I have to sometimes throw up my hands and say, I’m not sure what I can do for them except suggest patience and lessons and just try to have fun
We have one par three measuring roughly 100 yards from the current forward most tee where the carry over a wetland is 30-35 yards. I watched group after group where half or more of the players top their ball in the marsh. We might have to add a shorter tee but the only option to do so would leave a hole of about 50-60 yards in total length from that tee. So be it.
I actually have some pretty strong opinions on this (
shocker, I know), mainly because I'm a higher handicapper, with some extreme handicap friends.
My friend Michael is about a 38 index, and he started playing just before the pandemic. He loves to play. He can actually hit a 230 yard drive, and just lacks consistency (and short game, and putting 😅). Telling him to get lessons is basically telling him he's not good enough to have fun, when
he's already having fun. He loves the game and doesn't care much that he's "not good enough." In the forced carry scenario here, the solution is a marked drop zone. There is no greater smile on his face when he says, "well Matt, I'd love to hit another one in the water, but the rules compel me to walk right up next to the green there and chip on" (I know they don't but I let him have his fun). I'm sure we could hem and haw about the (de)merits of having a drop zone, but if you're trying to design a course for an extreme handicapper like Mike, it's going to put a smile on his face when the course actually starts helping him instead of hurting him.
My friend Leslie is a 25 but she's a fine player. Her driver probably plays 170 or so, and she's taking hybrids one nearly every fairway. She's the beginner that people love to see. She's got a good game for the time and energy she puts in, and she loves a challenge like a forced carry, but blocking the entrance to a green is going to force her to play for bogey, so she would benefit from very short tees.

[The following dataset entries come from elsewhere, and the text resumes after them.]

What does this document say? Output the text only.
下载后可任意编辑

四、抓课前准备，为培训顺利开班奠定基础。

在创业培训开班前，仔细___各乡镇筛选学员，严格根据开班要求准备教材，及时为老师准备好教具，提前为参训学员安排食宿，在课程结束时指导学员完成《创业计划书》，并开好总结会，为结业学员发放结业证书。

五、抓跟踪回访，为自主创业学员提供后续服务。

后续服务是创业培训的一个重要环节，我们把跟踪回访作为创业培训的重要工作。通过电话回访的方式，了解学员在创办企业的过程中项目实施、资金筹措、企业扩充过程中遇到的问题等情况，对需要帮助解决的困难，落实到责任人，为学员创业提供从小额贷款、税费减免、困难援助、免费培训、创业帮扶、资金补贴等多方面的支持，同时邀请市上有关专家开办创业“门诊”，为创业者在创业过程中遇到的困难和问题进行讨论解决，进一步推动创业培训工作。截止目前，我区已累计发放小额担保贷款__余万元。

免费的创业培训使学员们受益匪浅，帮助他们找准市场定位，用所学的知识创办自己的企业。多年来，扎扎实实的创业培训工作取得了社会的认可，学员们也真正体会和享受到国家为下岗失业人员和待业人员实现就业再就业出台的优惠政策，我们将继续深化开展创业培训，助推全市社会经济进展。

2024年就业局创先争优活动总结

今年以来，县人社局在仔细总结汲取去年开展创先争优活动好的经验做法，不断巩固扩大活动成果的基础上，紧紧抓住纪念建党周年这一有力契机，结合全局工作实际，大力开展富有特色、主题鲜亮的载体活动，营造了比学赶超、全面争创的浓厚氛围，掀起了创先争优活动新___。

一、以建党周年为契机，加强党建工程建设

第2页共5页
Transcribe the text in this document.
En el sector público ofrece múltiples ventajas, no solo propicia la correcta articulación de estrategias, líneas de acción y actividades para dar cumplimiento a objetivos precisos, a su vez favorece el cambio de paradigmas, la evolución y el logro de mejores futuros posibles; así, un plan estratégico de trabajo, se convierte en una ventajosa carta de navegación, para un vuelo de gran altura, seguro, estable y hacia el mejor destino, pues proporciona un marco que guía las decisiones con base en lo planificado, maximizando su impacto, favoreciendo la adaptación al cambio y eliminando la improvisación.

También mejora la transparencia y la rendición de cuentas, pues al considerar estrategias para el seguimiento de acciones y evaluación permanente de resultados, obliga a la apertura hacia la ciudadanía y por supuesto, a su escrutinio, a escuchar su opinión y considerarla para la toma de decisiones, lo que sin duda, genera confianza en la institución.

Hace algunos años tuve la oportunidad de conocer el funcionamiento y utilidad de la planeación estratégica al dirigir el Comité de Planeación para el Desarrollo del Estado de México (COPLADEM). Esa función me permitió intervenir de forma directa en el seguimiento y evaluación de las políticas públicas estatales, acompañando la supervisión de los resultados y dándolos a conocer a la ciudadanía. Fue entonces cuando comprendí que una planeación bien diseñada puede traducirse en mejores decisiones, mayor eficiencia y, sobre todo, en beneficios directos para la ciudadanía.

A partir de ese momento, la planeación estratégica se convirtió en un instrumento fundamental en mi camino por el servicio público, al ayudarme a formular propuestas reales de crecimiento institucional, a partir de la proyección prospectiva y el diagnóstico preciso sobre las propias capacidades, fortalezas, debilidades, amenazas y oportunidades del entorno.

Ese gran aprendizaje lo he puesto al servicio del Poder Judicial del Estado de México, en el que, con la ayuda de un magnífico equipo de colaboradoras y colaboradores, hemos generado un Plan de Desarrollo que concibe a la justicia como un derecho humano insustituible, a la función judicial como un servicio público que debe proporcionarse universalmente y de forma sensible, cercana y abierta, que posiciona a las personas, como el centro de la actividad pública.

We all know folks like this, but the point of my distinction is I play net match play with the both of them and it's always a fun and challenging game for
both of us. They're both fine people, fun to play against, and I think they both deserve to be considered when it comes to course design, especially in the sense that (1) they're going to be on the course anyway and (2) it will certainly help with pace issues (especially on pinch point holes like par 3s). It's why I actually think the "different tee" paradigm is problematic in that we conflate short tees with worse players. It would make little sense for Mike and Leslie to play from the same tees. It's not a one-to-one correlation, and it could be interesting to consider creating short-but-challenging tees marked as such.